What must life be like when one's only worries are when the people will rise and fill the food bowl, or banish one from the counter, or spill some cream as they're filling their coffee mugs? What must it be like to fill one's days with searching for the warmest beam of sunshine or the freshest basket of clean laundry or the last sleeping child? No worries about exercise, or relationships, or beauty. One simply knows that one looks good, even in one's graceful act of bathing.
And when one has an issue with a fellow cat, one simply lets out a horrifying hiss or a terrific growl, maybe even bats a clawed paw, and the message is clear. Soon enough, one will be playing with one's enemy, or one's tail, and all will be right with the world again.

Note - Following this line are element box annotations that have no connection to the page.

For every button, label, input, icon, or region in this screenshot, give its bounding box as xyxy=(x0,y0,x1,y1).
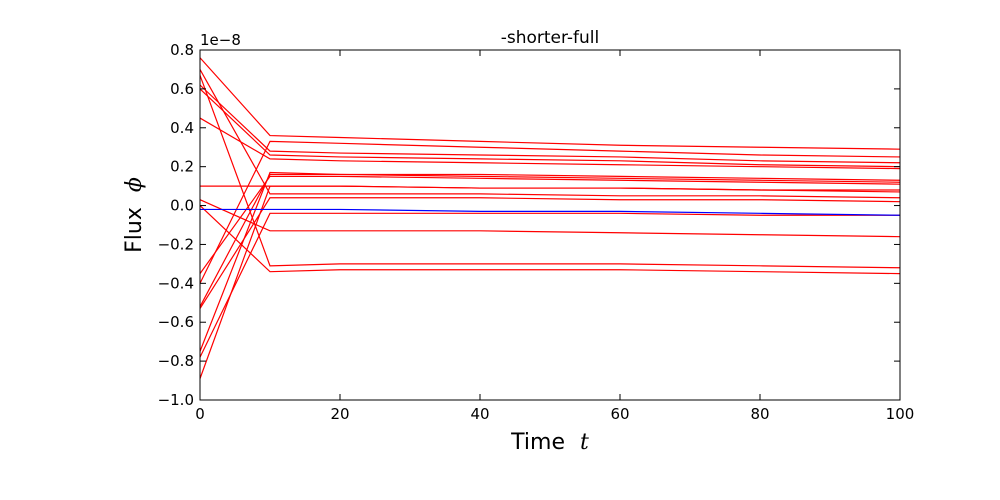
series-layer xyxy=(199,57,901,379)
x-axis-label: Time t xyxy=(510,430,589,455)
series-line-16 xyxy=(199,185,901,379)
series-line-8 xyxy=(199,199,901,238)
y-tick-label: −1.0 xyxy=(158,391,194,409)
y-tick-label: 0.2 xyxy=(170,158,194,176)
x-tick-label: 40 xyxy=(470,405,489,423)
series-line-11 xyxy=(199,140,901,284)
series-line-17 xyxy=(200,208,901,216)
tick-layer: 0 20 40 60 80 100 0.8 0.6 0.4 0.2 0.0 −0.2 −0.4 −0.6 −… xyxy=(158,41,915,423)
y-tick-label: 0.4 xyxy=(170,119,194,137)
series-line-5 xyxy=(199,88,901,168)
y-offset-label: 1e−8 xyxy=(200,31,241,49)
x-tick-label: 20 xyxy=(330,405,349,423)
y-tick-label: 0.8 xyxy=(170,41,194,59)
x-tick-label: 0 xyxy=(195,405,205,423)
x-tick-label: 80 xyxy=(750,405,769,423)
y-tick-label: 0.0 xyxy=(170,197,194,215)
x-tick-label: 100 xyxy=(886,405,915,423)
y-axis-label: Flux ϕ xyxy=(122,177,147,253)
series-line-1 xyxy=(199,57,901,150)
series-line-6 xyxy=(199,117,901,170)
y-tick-label: 0.6 xyxy=(170,80,194,98)
series-line-15 xyxy=(199,212,900,358)
series-line-12 xyxy=(199,173,901,307)
x-axis-label-text: Time xyxy=(510,430,565,455)
y-tick-label: −0.8 xyxy=(158,352,194,370)
y-tick-label: −0.4 xyxy=(158,274,194,292)
y-tick-label: −0.2 xyxy=(158,235,194,253)
x-axis-label-symbol: t xyxy=(580,430,589,455)
series-line-9 xyxy=(199,205,901,275)
series-line-14 xyxy=(199,171,901,352)
chart-title: -shorter-full xyxy=(501,28,600,48)
series-line-2 xyxy=(199,69,901,199)
series-line-10 xyxy=(199,175,901,274)
series-line-4 xyxy=(199,84,901,164)
plot-frame xyxy=(199,49,901,401)
y-axis-label-text: Flux xyxy=(122,207,147,253)
y-tick-label: −0.6 xyxy=(158,313,194,331)
y-axis-label-symbol: ϕ xyxy=(122,177,147,192)
x-tick-label: 60 xyxy=(610,405,629,423)
series-line-3 xyxy=(199,75,901,269)
series-line-13 xyxy=(199,197,901,309)
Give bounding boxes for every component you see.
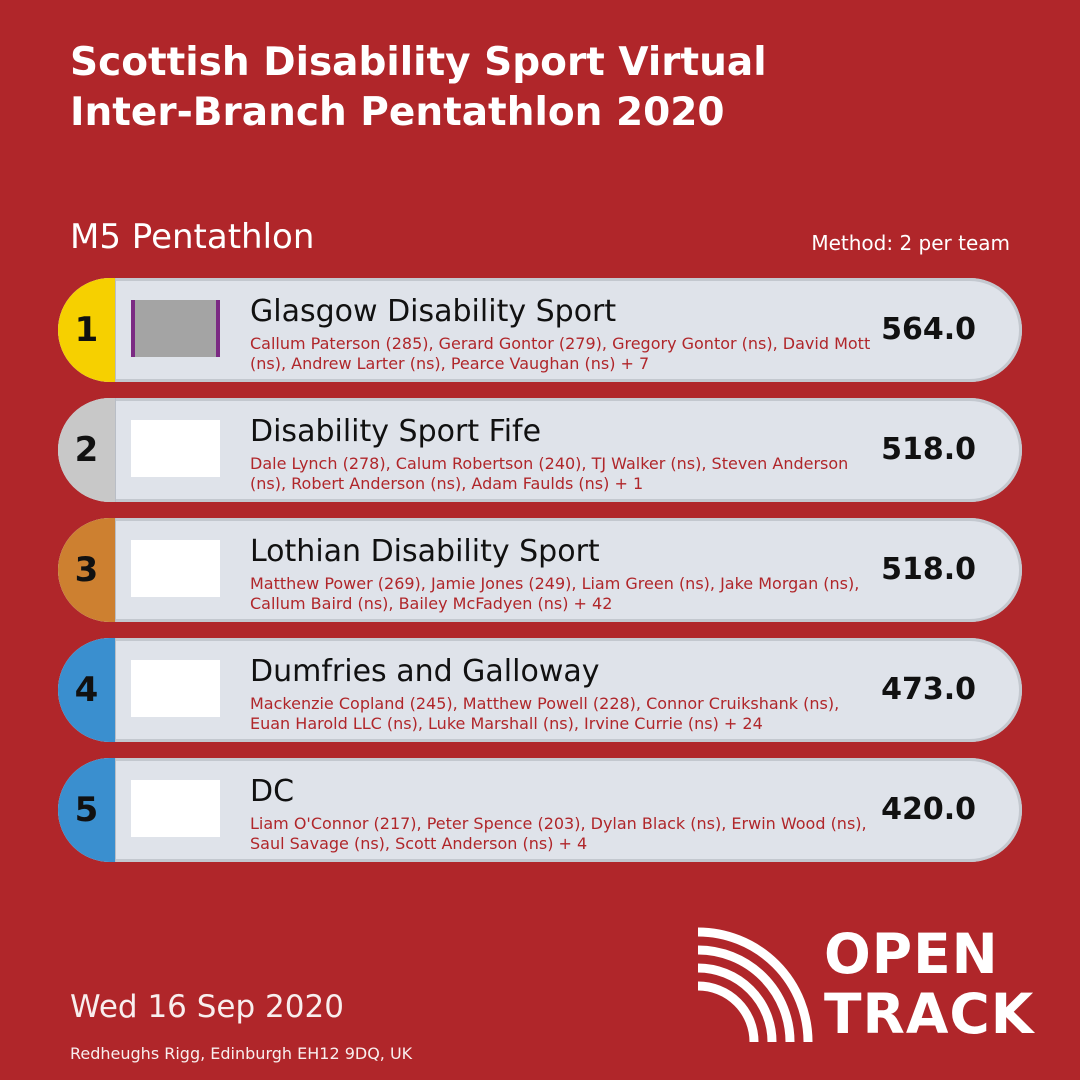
title-line-2: Inter-Branch Pentathlon 2020 [70, 90, 725, 135]
team-name: Disability Sport Fife [250, 414, 542, 449]
rank-badge: 5 [58, 758, 116, 862]
athlete-list: Dale Lynch (278), Calum Robertson (240),… [250, 454, 849, 493]
team-logo [131, 660, 220, 717]
brand-wordmark: OPEN TRACK [824, 924, 1034, 1044]
result-row[interactable]: 4 Dumfries and Galloway Mackenzie Coplan… [58, 638, 1022, 742]
team-name: Lothian Disability Sport [250, 534, 600, 569]
team-score: 518.0 [881, 432, 976, 467]
results-list: 1 Glasgow Disability Sport Callum Paters… [58, 278, 1022, 878]
athlete-list: Liam O'Connor (217), Peter Spence (203),… [250, 814, 867, 853]
team-score: 518.0 [881, 552, 976, 587]
team-score: 420.0 [881, 792, 976, 827]
team-logo [131, 300, 220, 357]
opentrack-arcs-icon [697, 927, 813, 1043]
result-row[interactable]: 3 Lothian Disability Sport Matthew Power… [58, 518, 1022, 622]
team-score: 564.0 [881, 312, 976, 347]
event-venue: Redheughs Rigg, Edinburgh EH12 9DQ, UK [70, 1044, 413, 1063]
result-row[interactable]: 2 Disability Sport Fife Dale Lynch (278)… [58, 398, 1022, 502]
title-line-1: Scottish Disability Sport Virtual [70, 40, 767, 85]
rank-badge: 4 [58, 638, 116, 742]
event-date: Wed 16 Sep 2020 [70, 989, 344, 1025]
brand-line-2: TRACK [824, 982, 1035, 1046]
team-name: DC [250, 774, 295, 809]
event-name: M5 Pentathlon [70, 217, 315, 257]
team-score: 473.0 [881, 672, 976, 707]
athlete-list: Callum Paterson (285), Gerard Gontor (27… [250, 334, 871, 373]
team-name: Glasgow Disability Sport [250, 294, 617, 329]
result-row[interactable]: 5 DC Liam O'Connor (217), Peter Spence (… [58, 758, 1022, 862]
rank-badge: 1 [58, 278, 116, 382]
page-title: Scottish Disability Sport Virtual Inter-… [70, 38, 970, 138]
result-row[interactable]: 1 Glasgow Disability Sport Callum Paters… [58, 278, 1022, 382]
rank-badge: 2 [58, 398, 116, 502]
rank-badge: 3 [58, 518, 116, 622]
team-logo [131, 420, 220, 477]
team-logo [131, 540, 220, 597]
opentrack-logo: OPEN TRACK [694, 920, 1054, 1050]
brand-line-1: OPEN [824, 922, 999, 986]
team-name: Dumfries and Galloway [250, 654, 600, 689]
athlete-list: Mackenzie Copland (245), Matthew Powell … [250, 694, 840, 733]
team-logo [131, 780, 220, 837]
athlete-list: Matthew Power (269), Jamie Jones (249), … [250, 574, 860, 613]
method-label: Method: 2 per team [811, 231, 1010, 255]
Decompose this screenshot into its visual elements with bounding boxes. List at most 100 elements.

When one needs a change of scenery or a safe hiding place, one has only to climb a tree, or curl up on a warm refrigerator, or perch atop an open door, and then one can have a view of everything, can bat at the people as they pass by, just for fun, or can completely ignore them, also just for fun. One can turn one's gorgeous green eyes upon the people, or turn and lift one's tail with dignity; one can choose to pay attention, or to not, but one can not be ignored, whether one is lying on the keyboard or the newspaper or pawing at the yarn in the evening or at a person's face in the wee morning hours, hoping for a little nibble of something, or eager to leave a dead-mouse gift, or hoping to get the person's attention just long enough to ignore them.
If I were a cat for a living, I would rule the world, I'm sure. Mice would fear me, children adore me, trees cradle me. And no matter what I was doing, whether sleeping or bathing or eating or playing, I would always be gorgeous.